Children enjoyed all manner of fun from bungee trampolines to bouncy castles and catapults.
One of the big crowdpleasers was Joseph’s Amazing Racing Pigs, featuring six rare breed porkers taking part in a hilarious “Ham National” accompanied by a highly excitable commentary from the pigs’ West Country owners.
The carriage driving trials, established in 1973, remain the centrepiece of Lowther, with local equestrian legends competing against top riders from Scotland, Northern Ireland, Wales and the Isle of Man. Events includes obstacles, the marathon and the Lowther derby. A separate driven dressage event was held on Friday.
Armathwaite-based George Bowman IV, aged 53, helped organise the horse trials which this year included a new Klondyke obstacle up a steep grassy banking. He said: “It was a huge success and a record crowd. It was a bit quieter on the Sunday because of the weather but the carriage driving went really well.” His father, George Bowman Snr, aged 83, of Penrith, won the dressage section.
Also competing was George IV’s brother, Barnaby Bowman, of Castle Carrock, who was third in the marathon. Robert Bowman, of Penrith, was fifth from a field of 11 with four young horses.
Asked to explain the skill involved in carriage driving, George Bowman IV said: “You are trying to control all four horses in unison, when one is hard enough. You are pulling a carriage and the occupants weigh a tonne. The marathon alone is 10 miles long, over hilly and muddy terrain. I compare it to like jumping out of an aeroplane and then trying to land in a dustbin!”
The national carriage driving championship takes place in Gloucestershire, but it’s Lowther that they all want to win, he said.
Appleby’s Mark Carruthers, aged 47, got fifth in the dressage on Friday, fourth in the marathon and was second fastest over the bridge during the weekend, taking him up to third place overall. But on Sunday disaster struck and he was eliminated after his leading horse ducked out of railings.
Mark said: “In the challenge on Sunday, there were three or four points between third and first and we could have trotted round for a safe third or just go for it.
“It was all or nothing and I decided to go for all. It was my first year driving a horse four and my first go at a challenge like that, but otherwise it was a brilliant event. Everything was fantastic and there were world class obstacles.”
In the inaugural tug-of-war contest, a team representing Keswick Rugby Club won the £200 prize. In a tense finale which could have gone either way, George Holme, James Benson, Peter Weightman, Mike Tait, Jane Clarke, Lewis Thompson and Hannah Hinkley were victorious.
Leading the front of the pull was stocky stand-off Lewis Thompson, aged 24, of Keswick. He said: “It’s ridiculously hard, it burns and we had to pull uphill.
“But it was a great effort by the team and to celebrate we’ll be having a few refreshments deep into the night.”

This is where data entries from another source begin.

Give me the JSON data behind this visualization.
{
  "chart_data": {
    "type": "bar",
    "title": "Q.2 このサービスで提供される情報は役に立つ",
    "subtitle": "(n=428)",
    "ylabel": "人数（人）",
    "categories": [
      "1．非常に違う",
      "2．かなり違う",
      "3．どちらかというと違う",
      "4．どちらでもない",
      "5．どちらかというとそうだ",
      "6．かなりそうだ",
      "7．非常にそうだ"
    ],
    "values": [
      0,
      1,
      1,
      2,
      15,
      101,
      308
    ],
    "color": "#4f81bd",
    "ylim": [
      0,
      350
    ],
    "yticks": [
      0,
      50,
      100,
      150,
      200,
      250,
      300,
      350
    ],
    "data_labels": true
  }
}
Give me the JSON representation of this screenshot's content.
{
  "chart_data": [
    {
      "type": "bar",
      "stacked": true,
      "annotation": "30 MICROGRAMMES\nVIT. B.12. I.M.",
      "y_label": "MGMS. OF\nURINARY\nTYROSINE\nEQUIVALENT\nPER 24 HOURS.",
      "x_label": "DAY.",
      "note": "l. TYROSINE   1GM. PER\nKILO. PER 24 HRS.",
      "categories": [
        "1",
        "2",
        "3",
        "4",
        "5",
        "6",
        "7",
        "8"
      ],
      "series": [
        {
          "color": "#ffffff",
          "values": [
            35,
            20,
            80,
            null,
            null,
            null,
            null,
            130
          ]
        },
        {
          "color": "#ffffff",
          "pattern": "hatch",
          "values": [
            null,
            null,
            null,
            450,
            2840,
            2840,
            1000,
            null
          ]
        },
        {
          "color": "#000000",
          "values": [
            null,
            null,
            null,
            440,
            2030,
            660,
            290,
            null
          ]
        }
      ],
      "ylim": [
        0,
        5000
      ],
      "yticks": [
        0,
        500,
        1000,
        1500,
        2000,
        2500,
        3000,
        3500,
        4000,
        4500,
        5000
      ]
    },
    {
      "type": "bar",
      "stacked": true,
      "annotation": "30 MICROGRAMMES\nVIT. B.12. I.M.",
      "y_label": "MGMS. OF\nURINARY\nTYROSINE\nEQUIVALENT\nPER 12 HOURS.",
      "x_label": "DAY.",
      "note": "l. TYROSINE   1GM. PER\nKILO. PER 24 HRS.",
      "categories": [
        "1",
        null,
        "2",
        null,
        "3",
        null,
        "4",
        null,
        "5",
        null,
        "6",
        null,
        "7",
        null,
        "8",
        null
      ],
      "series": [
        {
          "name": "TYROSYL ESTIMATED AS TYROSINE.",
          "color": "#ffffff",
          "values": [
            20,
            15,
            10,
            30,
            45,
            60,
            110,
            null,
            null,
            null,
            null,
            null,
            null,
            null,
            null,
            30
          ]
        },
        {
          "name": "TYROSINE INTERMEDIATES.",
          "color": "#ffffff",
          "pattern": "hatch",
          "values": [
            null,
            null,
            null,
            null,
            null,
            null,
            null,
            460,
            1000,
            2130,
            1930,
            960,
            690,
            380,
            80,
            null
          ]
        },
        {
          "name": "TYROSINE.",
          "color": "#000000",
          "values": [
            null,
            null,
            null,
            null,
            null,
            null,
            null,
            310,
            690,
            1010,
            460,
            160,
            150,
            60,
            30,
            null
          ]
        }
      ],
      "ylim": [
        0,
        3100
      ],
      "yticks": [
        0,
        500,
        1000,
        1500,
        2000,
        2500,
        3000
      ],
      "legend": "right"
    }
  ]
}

With dogs galore at the show, from Irish wolfhounds to lurchers, terriers and trail hounds, Janet Ardley of Cumbria Dog Training, Bampton, had a a steady string of inquiries.
She runs Cumbria Dog Training with husband Paul and daughter Fran while her other daughter, Rachel, lent a hand at Lowther.
Janet works on basic obedience and Fran, a gamekeeper, trains gundogs. Janet said: “It’s been a lovely sunny day, really positive with lots of people wanting advice and lots of dogs and lots of bookings being taken.”
The Fell Pony Society display team wowed the crowds to the theme tune of Chariots of Fire. Society council member and prolific Fell pony author Sue Millard, of Tebay, provided a commentary on the team which was established three years ago. “Aside from the Fell Pony Society’s own breed show, Lowther is the biggest event in our annual calendar. This year we added a musical ride so that they do a quadrille to music,” she said.
A variety of stalls allowed visitors to test their marksmanship. These ranged from a simulated clay pigeon shooting experience using only computers, to having a go at the real thing.
Ian Riddell, owner of Bessy Beck Trout Fishery, Newbiggin-on-Lune, exhibited in the fishing village alongside local angling clubs. Mr Riddell said: “Interest in fly-fishing waned for a little while but I think part of it is that there’s more for young people to do indoors now, but all sports are finding that. There are more young people starting it now and we do fly-fishing lessons at Bessy Beck and seem to be getting lots more interest in those.”